Accompanied by my friend and one of her Nepali coworkers, I went to a bank to open a banking account -- the first step of the registration process. In order to register for class as a foreign student, you must set up a local banking account, preferably in U.S. dollars, and deposit a fairly significant sum of $3,000. You must maintain this balance only for the registration process.
This requirement seemed a bit funny but not entirely crazy.
No, I soon learned what entirely crazy would be. Entirely crazy would come in the form of the bank representative's response when I told her that I wanted to open an account: "You cannot open an account with a tourist visa."
[Um, excuse me?]
I tried to hide my frustration with the thin smile that I give to anyone who annoys me. "But ma'am, I do not understand the order of events here. I was told that I must have a local bank account in order to register for a class and to obtain a student visa."
Ten minutes and four bank staffers later, we came to a compromise. It was as if the bank staffers had never encountered this issue before, but clearly they must negotiate said compromise with each and every would-be foreign student. The compromise was this: I could open an account and deposit money, but I could not withdraw any funds until I returned with my student visa in hand.
Okay. At least we were getting somewhere. I sat down on a bench in the crowded bank and began filling out application forms. I had to provide both my father's name and my grandfather's name (but no, Mom, you are not considered important enough to vouch for my identity). Of course, I had to provide the standard information too, like my own name, birth date, phone number, and map of where I live.
[Wait. I have to draw a treasure map to my house?]
Yes. Without a reliable street naming system in Nepal, or -- you know -- addresses, the bank requires account holders to submit a hand-drawn map marking their home. Mine looked something like this:
With my bank account set up and bank statement in hand, I set about to register for class. First, this required a trip to another bank where the campus keeps an account; there -- and only there -- I had to deposit my tuition fee.

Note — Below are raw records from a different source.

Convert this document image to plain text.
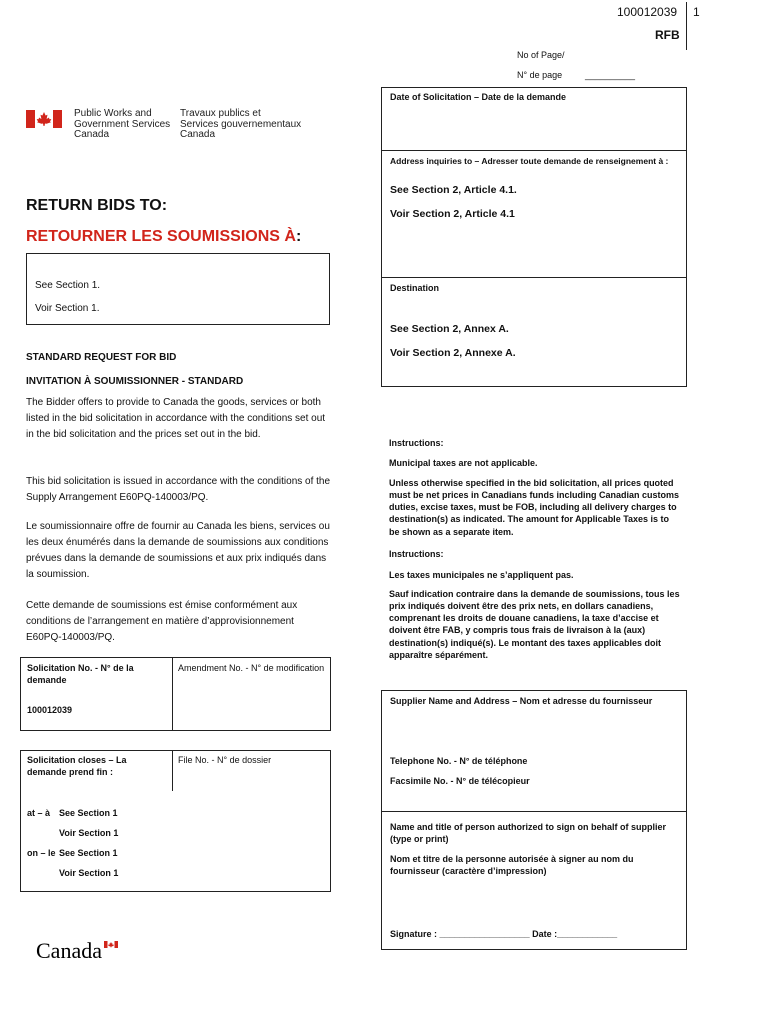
100012039 1
RFB
No of Page/
N° de page	__________
Public Works and
Government Services
Canada
Travaux publics et
Services gouvernementaux
Canada
Date of Solicitation – Date de la demande
Address inquiries to – Adresser toute demande de renseignement à :
See Section 2, Article 4.1.
Voir Section 2, Article 4.1
Destination
See Section 2, Annex A.
Voir Section 2, Annexe A.
Instructions:
Municipal taxes are not applicable.
Unless otherwise specified in the bid solicitation, all prices quoted must be net prices in Canadians funds including Canadian customs duties, excise taxes, must be FOB, including all delivery charges to destination(s) as indicated. The amount for Applicable Taxes is to be shown as a separate item.
Instructions:
Les taxes municipales ne s’appliquent pas.
Sauf indication contraire dans la demande de soumissions, tous les prix indiqués doivent être des prix nets, en dollars canadiens, comprenant les droits de douane canadiens, la taxe d’accise et doivent être FAB, y compris tous frais de livraison à la (aux) destination(s) indiqué(s). Le montant des taxes applicables doit apparaître séparément.
Supplier Name and Address – Nom et adresse du fournisseur
Telephone No. - N° de téléphone
Facsimile No. - N° de télécopieur
Name and title of person authorized to sign on behalf of supplier (type or print)
Nom et titre de la personne autorisée à signer au nom du fournisseur (caractère d’impression)
Signature : __________________ Date :____________
RETURN BIDS TO:
RETOURNER LES SOUMISSIONS À:
See Section 1.
Voir Section 1.
STANDARD REQUEST FOR BID
INVITATION À SOUMISSIONNER - STANDARD
The Bidder offers to provide to Canada the goods, services or both listed in the bid solicitation in accordance with the conditions set out in the bid solicitation and the prices set out in the bid.
This bid solicitation is issued in accordance with the conditions of the Supply Arrangement E60PQ-140003/PQ.
Le soumissionnaire offre de fournir au Canada les biens, services ou les deux énumérés dans la demande de soumissions aux conditions prévues dans la demande de soumissions et aux prix indiqués dans la soumission.
Cette demande de soumissions est émise conformément aux conditions de l’arrangement en matière d’approvisionnement E60PQ-140003/PQ.
Solicitation No. - N° de la demande
100012039
Amendment No. - N° de modification
Solicitation closes – La demande prend fin :
File No. - N° de dossier
at – à See Section 1
Voir Section 1
on – le See Section 1
Voir Section 1
Canada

"Do you have a deposit slip for the campus?"
"No. Won't any deposit slip do?"
The bank teller looked at me like I was the crazy one. And I was beginning to think that I was.
Eventually I procured the proper deposit slip from the campus itself, paid my tuition, and returned to the campus to register for class.

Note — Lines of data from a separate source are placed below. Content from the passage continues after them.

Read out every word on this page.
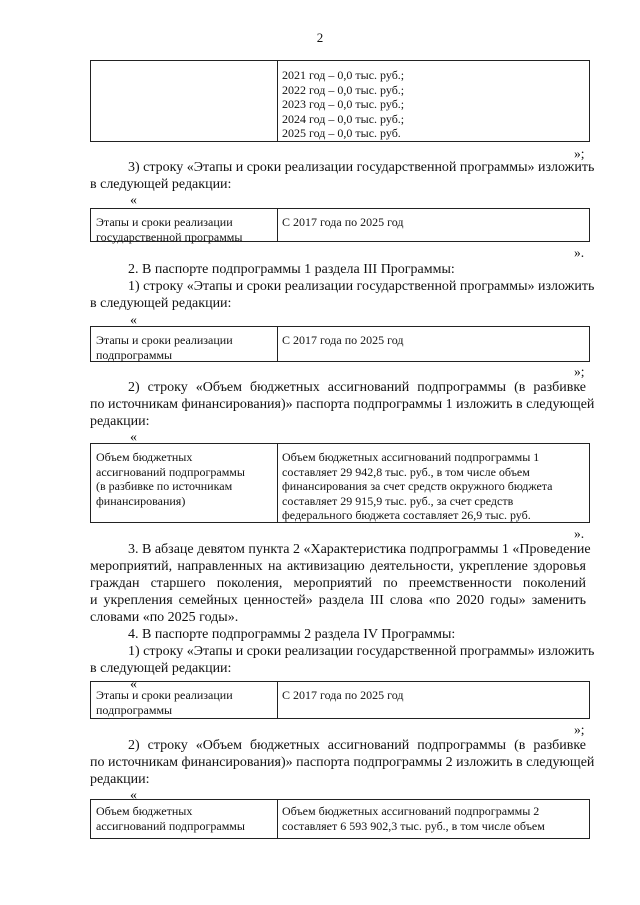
2
2021 год – 0,0 тыс. руб.;
2022 год – 0,0 тыс. руб.;
2023 год – 0,0 тыс. руб.;
2024 год – 0,0 тыс. руб.;
2025 год – 0,0 тыс. руб.
»;
3) строку «Этапы и сроки реализации государственной программы» изложить
в следующей редакции:
«
Этапы и сроки реализации
государственной программы
С 2017 года по 2025 год
».
2. В паспорте подпрограммы 1 раздела III Программы:
1) строку «Этапы и сроки реализации государственной программы» изложить
в следующей редакции:
«
Этапы и сроки реализации
подпрограммы
С 2017 года по 2025 год
»;
2) строку «Объем бюджетных ассигнований подпрограммы (в разбивке
по источникам финансирования)» паспорта подпрограммы 1 изложить в следующей
редакции:
«
Объем бюджетных
ассигнований подпрограммы
(в разбивке по источникам
финансирования)
Объем бюджетных ассигнований подпрограммы 1
составляет 29 942,8 тыс. руб., в том числе объем
финансирования за счет средств окружного бюджета
составляет 29 915,9 тыс. руб., за счет средств
федерального бюджета составляет 26,9 тыс. руб.
».
3. В абзаце девятом пункта 2 «Характеристика подпрограммы 1 «Проведение
мероприятий, направленных на активизацию деятельности, укрепление здоровья
граждан старшего поколения, мероприятий по преемственности поколений
и укрепления семейных ценностей» раздела III слова «по 2020 годы» заменить
словами «по 2025 годы».
4. В паспорте подпрограммы 2 раздела IV Программы:
1) строку «Этапы и сроки реализации государственной программы» изложить
в следующей редакции:
«
Этапы и сроки реализации
подпрограммы
С 2017 года по 2025 год
»;
2) строку «Объем бюджетных ассигнований подпрограммы (в разбивке
по источникам финансирования)» паспорта подпрограммы 2 изложить в следующей
редакции:
«
Объем бюджетных
ассигнований подпрограммы
Объем бюджетных ассигнований подпрограммы 2
составляет 6 593 902,3 тыс. руб., в том числе объем
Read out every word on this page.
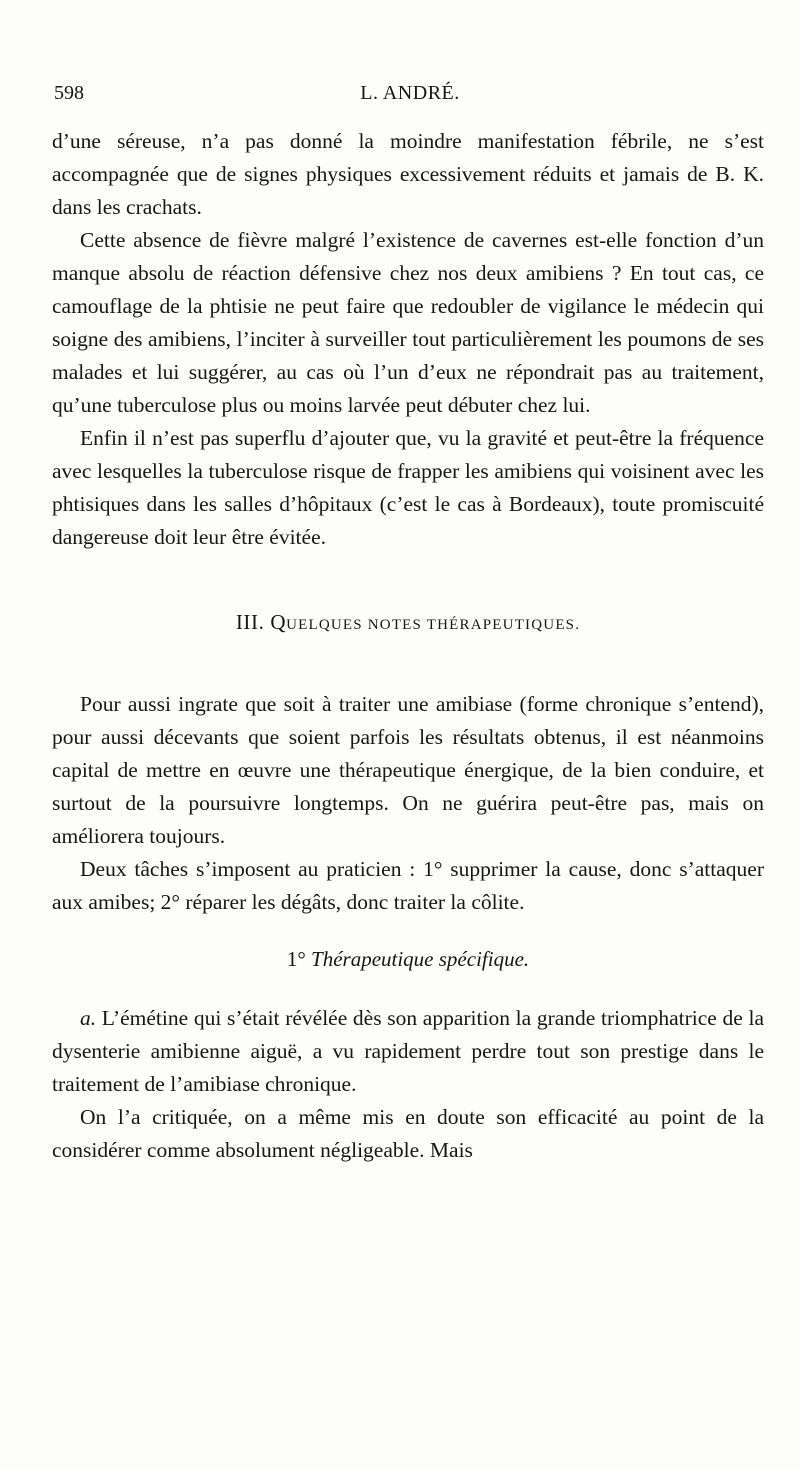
598	L. ANDRÉ.

d’une séreuse, n’a pas donné la moindre manifestation fébrile, ne s’est accompagnée que de signes physiques excessivement réduits et jamais de B. K. dans les crachats.

Cette absence de fièvre malgré l’existence de cavernes est-elle fonction d’un manque absolu de réaction défensive chez nos deux amibiens ? En tout cas, ce camouflage de la phtisie ne peut faire que redoubler de vigilance le médecin qui soigne des amibiens, l’inciter à surveiller tout particulièrement les poumons de ses malades et lui suggérer, au cas où l’un d’eux ne répondrait pas au traitement, qu’une tuberculose plus ou moins larvée peut débuter chez lui.

Enfin il n’est pas superflu d’ajouter que, vu la gravité et peut-être la fréquence avec lesquelles la tuberculose risque de frapper les amibiens qui voisinent avec les phtisiques dans les salles d’hôpitaux (c’est le cas à Bordeaux), toute promiscuité dangereuse doit leur être évitée.

III. QUELQUES NOTES THÉRAPEUTIQUES.

Pour aussi ingrate que soit à traiter une amibiase (forme chronique s’entend), pour aussi décevants que soient parfois les résultats obtenus, il est néanmoins capital de mettre en œuvre une thérapeutique énergique, de la bien conduire, et surtout de la poursuivre longtemps. On ne guérira peut-être pas, mais on améliorera toujours.

Deux tâches s’imposent au praticien : 1° supprimer la cause, donc s’attaquer aux amibes; 2° réparer les dégâts, donc traiter la côlite.

1° Thérapeutique spécifique.

a. L’émétine qui s’était révélée dès son apparition la grande triomphatrice de la dysenterie amibienne aiguë, a vu rapidement perdre tout son prestige dans le traitement de l’amibiase chronique.

On l’a critiquée, on a même mis en doute son efficacité au point de la considérer comme absolument négligeable. Mais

"What is your caste name, madam?," the registrar asked.
"My last name is Emeott."
"No, your caste name."
[Well. This was a new one. If we are going to be technical, sir, then my "caste" name would be my maiden name. But you already noted that. Twice. When you asked for my father's name and my grandfather's name.]
Deciding not to be difficult, I told him that my caste name is Emeott. Then I paused while I pondered what kind of caste that would be.

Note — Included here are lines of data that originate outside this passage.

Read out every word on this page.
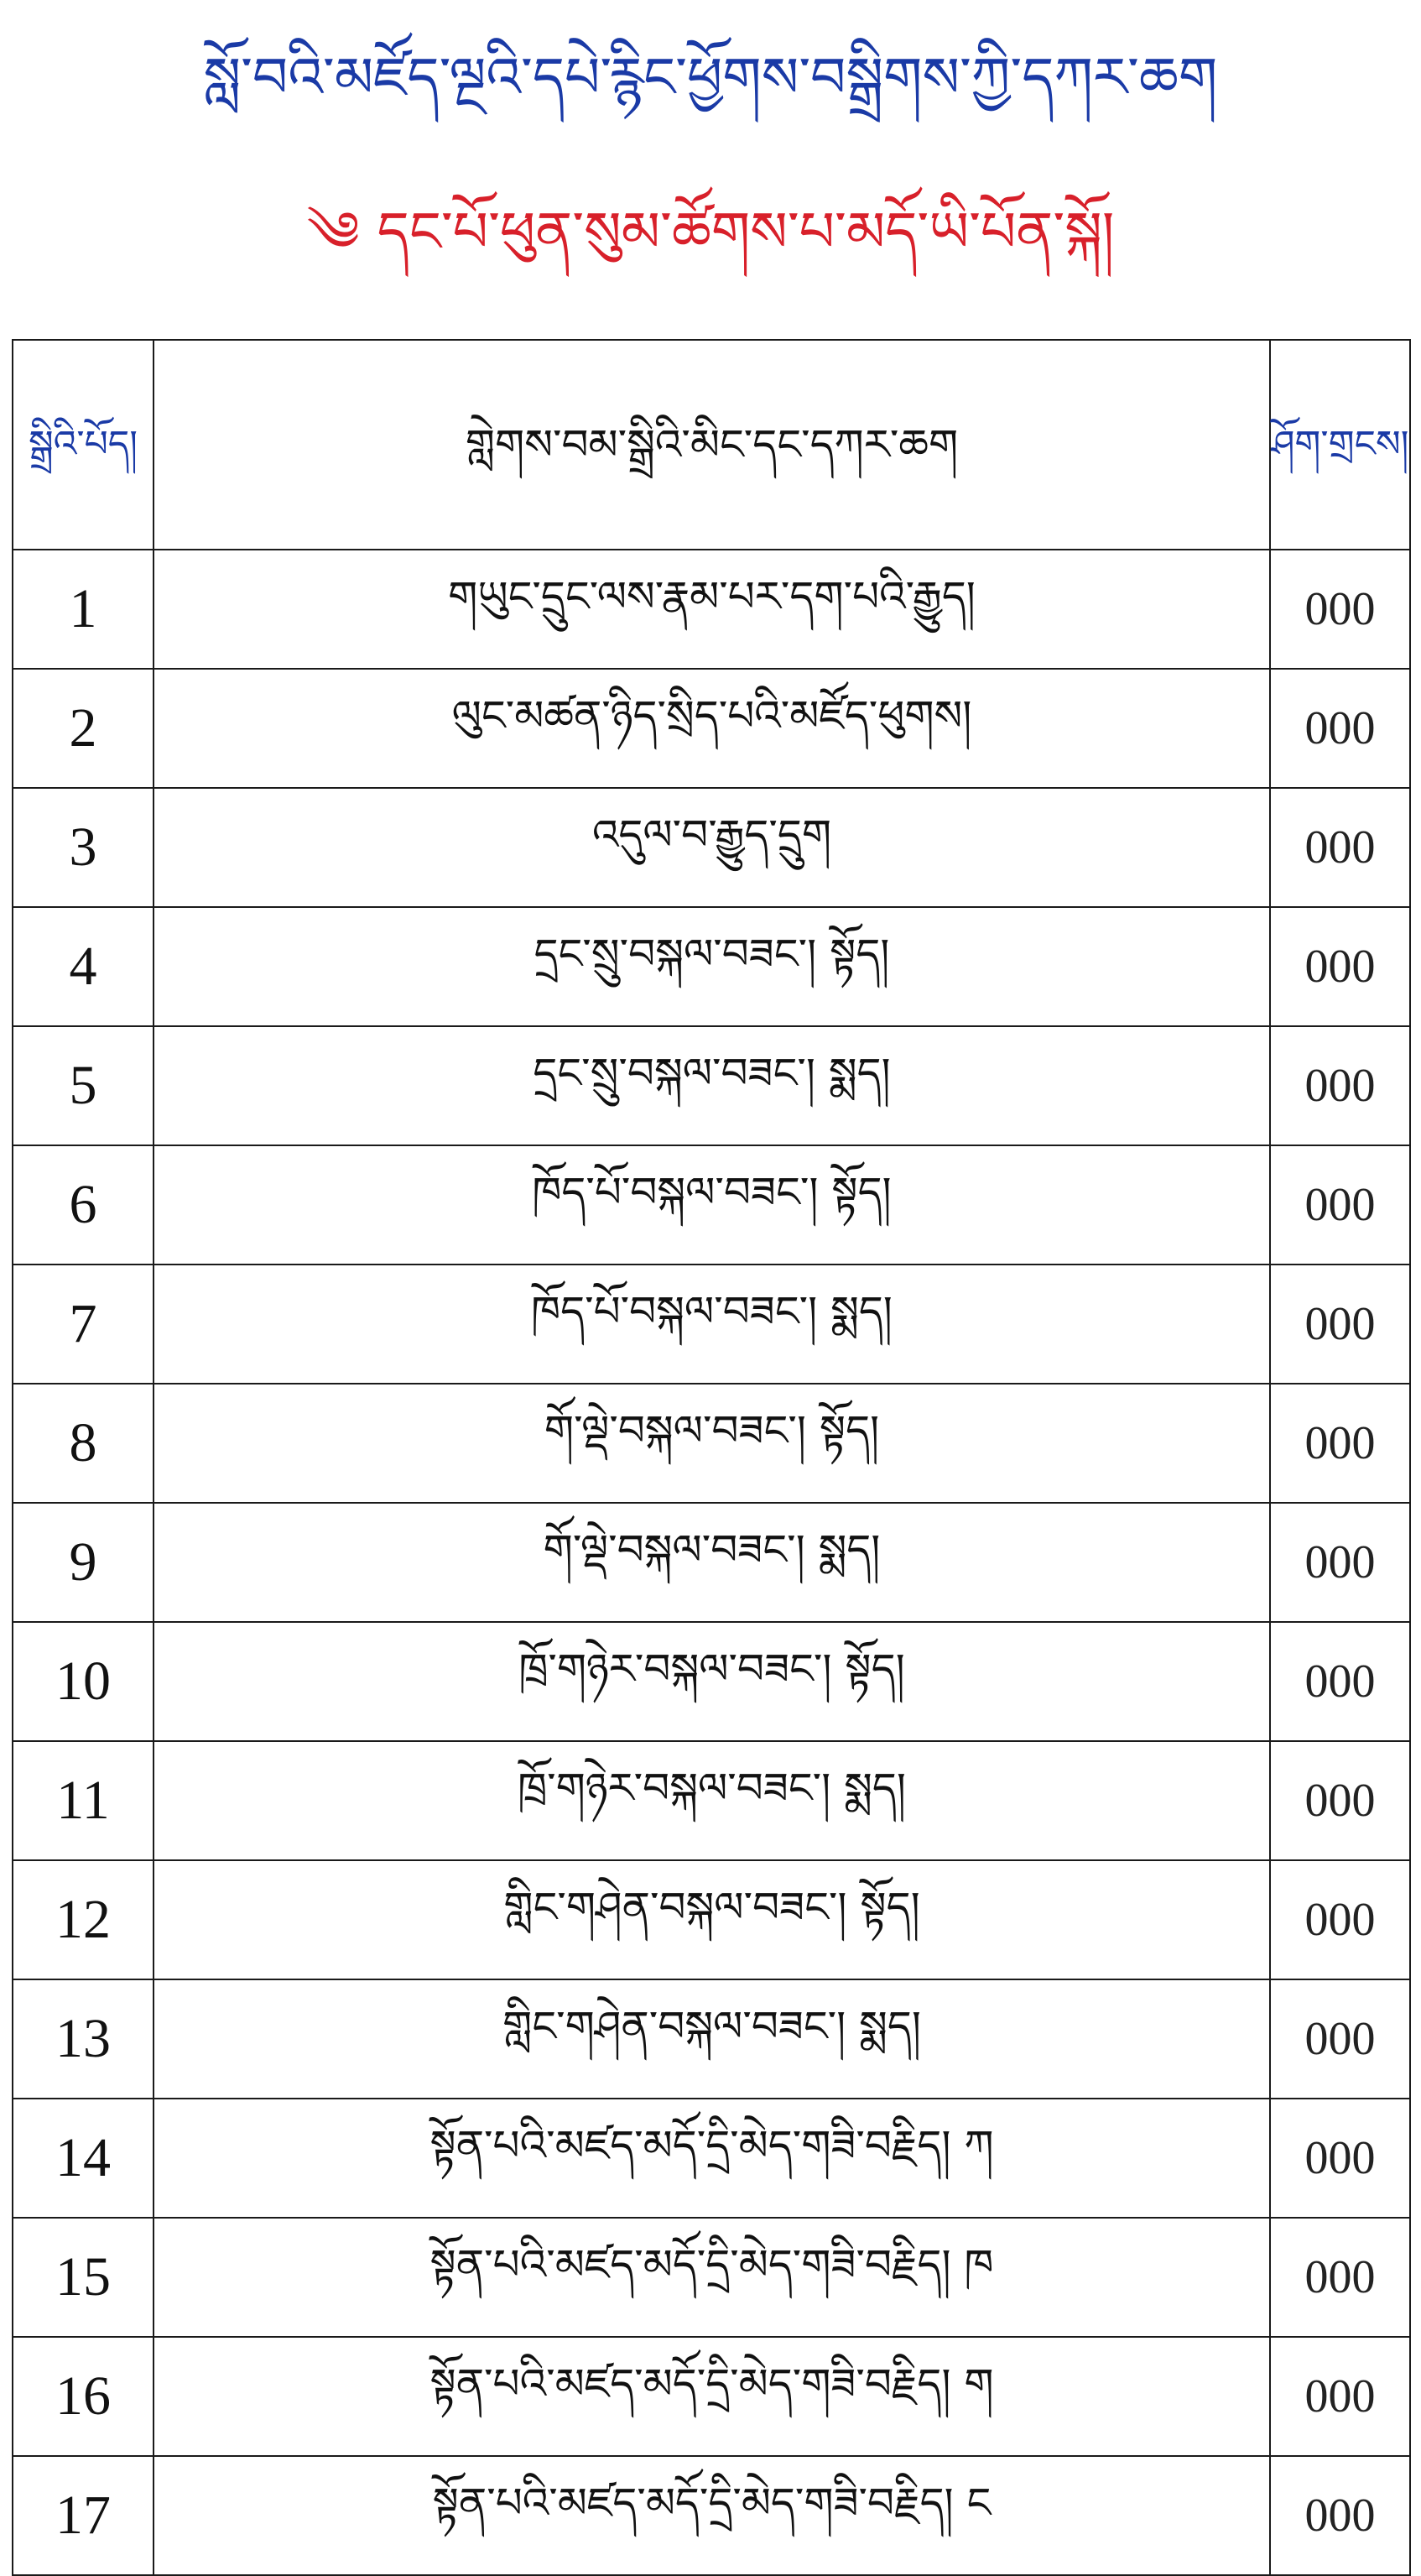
སློ་བའི་མཛོད་ལྔའི་དཔེ་རྙིང་ཕྱོགས་བསྒྲིགས་ཀྱི་དཀར་ཆག
༄ དང་པོ་ཕུན་སུམ་ཚོགས་པ་མདོ་ཡི་པོན་སྐོ།
སྒྲིའི་པོད།	གླེགས་བམ་སྒྲིའི་མིང་དང་དཀར་ཆག	ཤོག་གྲངས།
1	གཡུང་དྲུང་ལས་རྣམ་པར་དག་པའི་རྒྱུད།	000
2	ལུང་མཚན་ཉིད་སྲིད་པའི་མཛོད་ཕུགས།	000
3	འདུལ་བ་རྒྱུད་དྲུག	000
4	དྲང་སྲུ་བསྐལ་བཟང་། སྟོད།	000
5	དྲང་སྲུ་བསྐལ་བཟང་། སྨད།	000
6	ཁོད་པོ་བསྐལ་བཟང་། སྟོད།	000
7	ཁོད་པོ་བསྐལ་བཟང་། སྨད།	000
8	གོ་ལྡེ་བསྐལ་བཟང་། སྟོད།	000
9	གོ་ལྡེ་བསྐལ་བཟང་། སྨད།	000
10	ཁྲོ་གཉེར་བསྐལ་བཟང་། སྟོད།	000
11	ཁྲོ་གཉེར་བསྐལ་བཟང་། སྨད།	000
12	གླིང་གཤེན་བསྐལ་བཟང་། སྟོད།	000
13	གླིང་གཤེན་བསྐལ་བཟང་། སྨད།	000
14	སྟོན་པའི་མཛད་མདོ་དྲི་མེད་གཟི་བརྗིད། ཀ	000
15	སྟོན་པའི་མཛད་མདོ་དྲི་མེད་གཟི་བརྗིད། ཁ	000
16	སྟོན་པའི་མཛད་མདོ་དྲི་མེད་གཟི་བརྗིད། ག	000
17	སྟོན་པའི་མཛད་མདོ་དྲི་མེད་གཟི་བརྗིད། ང	000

Ultimately, registering for class and obtaining a visa letter from the Ministry of Education required five separate trips to the administration office at the campus.
Miraculously, obtaining my actual student visa required only two separate trips to the Immigration Office. I felt spoiled. Lucky. I felt like cheering!
A paper marriage was averted, though I still got myself a caste name. For a visa? -- worth it.